No, I mean overwriting the IME.
You can install the original IME back again when you want to, but I don’t advise doing this sort of thing again and again.
It will always be a hardware flash.

PCs these days have updaters, so they allow updating to these things over time.
So you just have to know how to write to these things and just do it.

BIOS updates… Write your own BIOS to flash to it, fixing all the issues.
IME Updates… Download Minix, add your IME code, flash.

The same goes for many parts of the computer.

If anyone allows firmware updates and flashing to their hardware, you just need to know what commands to send to what devices to allow the flashing and then to flash it.

This itself is a major security vulnerability in computers these days.

Which is one thing that many people will exploit.

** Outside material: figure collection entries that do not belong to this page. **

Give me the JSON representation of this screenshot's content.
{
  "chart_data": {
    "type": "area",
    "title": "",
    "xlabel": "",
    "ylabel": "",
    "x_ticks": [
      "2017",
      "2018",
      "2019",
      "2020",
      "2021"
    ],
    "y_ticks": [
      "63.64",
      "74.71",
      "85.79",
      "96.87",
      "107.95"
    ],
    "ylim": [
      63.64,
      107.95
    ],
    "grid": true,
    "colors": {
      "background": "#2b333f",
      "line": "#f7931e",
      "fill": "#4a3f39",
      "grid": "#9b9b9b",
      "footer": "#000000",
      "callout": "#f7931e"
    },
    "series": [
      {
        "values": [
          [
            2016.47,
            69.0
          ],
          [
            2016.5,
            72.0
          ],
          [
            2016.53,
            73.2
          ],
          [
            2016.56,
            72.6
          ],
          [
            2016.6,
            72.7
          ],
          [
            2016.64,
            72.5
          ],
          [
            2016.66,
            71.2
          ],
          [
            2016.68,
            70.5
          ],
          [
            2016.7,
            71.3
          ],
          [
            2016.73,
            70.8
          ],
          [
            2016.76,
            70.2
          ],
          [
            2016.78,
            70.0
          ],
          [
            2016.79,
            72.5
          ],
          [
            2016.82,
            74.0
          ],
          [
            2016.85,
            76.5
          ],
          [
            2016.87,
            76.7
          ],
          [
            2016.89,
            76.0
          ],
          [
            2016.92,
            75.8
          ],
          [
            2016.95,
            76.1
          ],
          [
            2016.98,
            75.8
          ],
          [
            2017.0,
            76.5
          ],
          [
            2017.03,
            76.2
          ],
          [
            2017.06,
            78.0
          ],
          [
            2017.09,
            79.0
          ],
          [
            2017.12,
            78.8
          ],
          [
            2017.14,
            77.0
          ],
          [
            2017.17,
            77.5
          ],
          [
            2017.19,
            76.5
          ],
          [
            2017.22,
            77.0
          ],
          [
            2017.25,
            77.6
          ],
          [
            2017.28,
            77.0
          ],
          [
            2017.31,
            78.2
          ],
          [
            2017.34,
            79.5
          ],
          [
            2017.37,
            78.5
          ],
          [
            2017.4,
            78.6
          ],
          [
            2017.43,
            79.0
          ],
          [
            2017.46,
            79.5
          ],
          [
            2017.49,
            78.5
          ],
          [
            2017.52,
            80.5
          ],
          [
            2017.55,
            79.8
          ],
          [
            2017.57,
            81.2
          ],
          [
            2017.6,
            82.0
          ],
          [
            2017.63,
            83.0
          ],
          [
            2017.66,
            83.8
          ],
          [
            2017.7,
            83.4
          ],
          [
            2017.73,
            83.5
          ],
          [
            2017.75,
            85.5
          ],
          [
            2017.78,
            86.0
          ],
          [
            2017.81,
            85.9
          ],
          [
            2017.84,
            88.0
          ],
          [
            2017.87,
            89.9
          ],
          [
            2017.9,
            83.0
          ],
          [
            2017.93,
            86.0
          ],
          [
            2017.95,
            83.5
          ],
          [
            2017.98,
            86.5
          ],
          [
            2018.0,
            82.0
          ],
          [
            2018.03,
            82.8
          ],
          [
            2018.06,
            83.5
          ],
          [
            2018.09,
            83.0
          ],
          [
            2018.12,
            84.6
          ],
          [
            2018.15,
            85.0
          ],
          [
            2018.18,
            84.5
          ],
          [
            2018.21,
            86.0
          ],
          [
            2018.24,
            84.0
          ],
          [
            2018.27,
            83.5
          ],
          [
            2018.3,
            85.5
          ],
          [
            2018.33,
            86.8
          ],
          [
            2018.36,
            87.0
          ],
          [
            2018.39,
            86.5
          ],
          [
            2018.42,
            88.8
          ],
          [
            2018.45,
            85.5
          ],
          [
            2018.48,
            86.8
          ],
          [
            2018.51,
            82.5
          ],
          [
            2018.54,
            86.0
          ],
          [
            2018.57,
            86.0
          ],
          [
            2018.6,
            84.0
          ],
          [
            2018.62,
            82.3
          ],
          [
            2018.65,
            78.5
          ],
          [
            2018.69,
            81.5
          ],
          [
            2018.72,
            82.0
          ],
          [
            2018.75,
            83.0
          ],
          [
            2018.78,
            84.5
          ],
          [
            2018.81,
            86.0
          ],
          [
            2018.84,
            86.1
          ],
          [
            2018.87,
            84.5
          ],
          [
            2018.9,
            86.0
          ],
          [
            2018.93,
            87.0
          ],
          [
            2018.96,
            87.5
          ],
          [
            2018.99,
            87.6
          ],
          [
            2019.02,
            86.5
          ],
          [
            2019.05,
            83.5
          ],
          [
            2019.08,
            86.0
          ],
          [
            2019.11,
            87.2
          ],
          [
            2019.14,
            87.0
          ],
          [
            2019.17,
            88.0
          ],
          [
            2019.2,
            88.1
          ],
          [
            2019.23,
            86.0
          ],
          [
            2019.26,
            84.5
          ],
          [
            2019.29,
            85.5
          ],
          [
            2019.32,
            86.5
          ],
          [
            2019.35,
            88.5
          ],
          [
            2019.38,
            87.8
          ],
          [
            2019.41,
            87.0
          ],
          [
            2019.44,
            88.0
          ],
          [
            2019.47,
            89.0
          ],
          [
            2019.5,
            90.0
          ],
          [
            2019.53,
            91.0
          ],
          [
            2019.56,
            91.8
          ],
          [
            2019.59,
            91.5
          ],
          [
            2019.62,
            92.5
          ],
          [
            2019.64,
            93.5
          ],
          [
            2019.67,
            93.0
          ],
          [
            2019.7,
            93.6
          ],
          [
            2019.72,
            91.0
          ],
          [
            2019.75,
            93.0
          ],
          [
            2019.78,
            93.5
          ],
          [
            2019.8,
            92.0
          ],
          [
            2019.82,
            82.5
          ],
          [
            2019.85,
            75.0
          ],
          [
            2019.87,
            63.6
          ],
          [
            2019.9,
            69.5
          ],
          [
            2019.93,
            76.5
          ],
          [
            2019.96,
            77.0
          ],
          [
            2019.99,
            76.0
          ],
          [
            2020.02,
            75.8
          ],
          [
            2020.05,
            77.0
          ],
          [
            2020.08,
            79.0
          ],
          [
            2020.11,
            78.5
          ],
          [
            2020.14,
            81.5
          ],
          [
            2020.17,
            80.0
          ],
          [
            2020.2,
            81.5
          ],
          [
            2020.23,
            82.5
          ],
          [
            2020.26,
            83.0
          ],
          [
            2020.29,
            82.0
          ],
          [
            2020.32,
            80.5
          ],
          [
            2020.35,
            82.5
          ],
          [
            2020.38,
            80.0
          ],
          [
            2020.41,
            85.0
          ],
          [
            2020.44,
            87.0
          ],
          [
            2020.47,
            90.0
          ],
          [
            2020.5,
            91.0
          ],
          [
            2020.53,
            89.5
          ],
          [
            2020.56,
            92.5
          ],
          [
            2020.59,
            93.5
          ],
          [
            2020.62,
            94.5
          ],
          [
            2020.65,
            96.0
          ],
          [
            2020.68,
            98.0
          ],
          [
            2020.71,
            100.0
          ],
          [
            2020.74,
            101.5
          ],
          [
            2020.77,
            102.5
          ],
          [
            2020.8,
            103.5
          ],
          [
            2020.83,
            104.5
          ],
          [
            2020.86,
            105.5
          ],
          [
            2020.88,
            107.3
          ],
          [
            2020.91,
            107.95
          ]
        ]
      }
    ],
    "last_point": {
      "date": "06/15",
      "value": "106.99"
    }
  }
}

Upload a custom IME to an Intel CPU, then you can watch and monitor everything that passes through the CPU.

Do this on the NIC, and you have a device sitting on someones network that you can freely access at any time as it will create a connection to your own server from inside the network. And if you have the BIOS flashed/updated with your spyware as well, you can wake the computer, then use the computer to do whatever you want.

This is one thing I love about Qubes.
Run everything separated in guests, and nothing that you do things on has direct hardware access. Meaning you need to boot to a mini system to update them if you ever want to. But that is the down side unfortunately. Protection prevents removing bugs and fixing security holes and flaws in your hardware.
So people can’t EASILY get access to the hardware without sending the signal from outside to directly interface with your NIC.

Often flashing is done with Windows, because of the insecurities inside Windows itself and the lack of restriction and security that is inherent in the operating system to allow all forms of bad things to happen. (Which is why there is more malware that works on Windows than anything else)

I don’t know how well it is tested by others. I was first doing this back in 2007 when I learned about it and what they actually put in the CPUs and the fact it was actually an operating system.

These days it would be more advanced, and they may have it completely custom, but it would still be similar methodology.